Contrary to popular opinion, modern day Pakistanis have not diverged from the path that the founding fathers — both of them — carved out for them; they are sinking in the present day quagmire precisely because they are clinging on to the aforementioned path. The recent chants of “Shia kafir” (infidel Shia) shouted by Ahle Sunnat Wal Jamaat (or Sipah-e-Sahaba Pakistan) and Lashkar-e-Jhangvi (LeJ), to sideline and target the Shias, have not sprung into the mainstream out of the blue. The demand to excommunicate the Shia community is the natural corollary of the verdict against the Ahmedis, and the dearth of Shia-Sunni harmony is the logical offshoot of the Hindu-Muslim disharmony. 
That Jinnah failed to play the part of the leader of a minority group working for a united India obviously gives credence to separatist movements in Balochistan. And since Bhutto politicised the process of takfir (apostasy), religious sects are now well and truly under the takfiri guillotine. 

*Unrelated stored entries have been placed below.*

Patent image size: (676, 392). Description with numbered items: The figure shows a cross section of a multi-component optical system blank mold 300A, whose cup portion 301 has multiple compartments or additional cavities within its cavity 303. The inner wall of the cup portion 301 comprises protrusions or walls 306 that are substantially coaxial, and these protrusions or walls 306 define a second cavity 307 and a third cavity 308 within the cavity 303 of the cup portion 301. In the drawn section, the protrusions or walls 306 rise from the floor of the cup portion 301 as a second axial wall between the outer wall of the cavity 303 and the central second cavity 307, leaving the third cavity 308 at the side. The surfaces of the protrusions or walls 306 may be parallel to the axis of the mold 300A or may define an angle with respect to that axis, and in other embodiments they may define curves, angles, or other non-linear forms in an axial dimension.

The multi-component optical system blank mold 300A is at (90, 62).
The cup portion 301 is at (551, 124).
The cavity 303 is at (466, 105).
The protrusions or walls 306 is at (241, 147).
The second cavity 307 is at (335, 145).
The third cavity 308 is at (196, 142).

Apologists of Jinnah and Bhutto, often the same group from the Pakistani ‘intelligentsia’, instead like to blame Ziaul Haq for this mess that we find ourselves in, completely ignoring the fact that Zia merely hogged the spotlight on a stage set by the two founding fathers of Pakistan and Pakistan 2.0. When you are defining nationhood through Islam and when you are incorporating Islam into the constitution, an Islamist usurping the helm would come and have a ball. And that is precisely what Zia had.
To rectify the present and work towards a better future, we will have to first be honest about our past. The well-meaning Jinnah and Bhutto fan club needs to stop distorting history to showcase their idols as emblems of secularism or religious tolerance. Both men regularly contradicted the ideals that they ostensibly stood for, both men oversaw countries being divided owing to a refusal to coexist, both men used religion for their self-seeking goals and both men have left behind a very tangible legacy of intolerance. 
The Pakistan of 2014, and beyond, can only improve if it owns up to the mistakes of 1971 and 1947. Creating fictional legacies and fabricated histories will only proliferate cluelessness and further thrust Pakistan inside the quagmire of disintegration.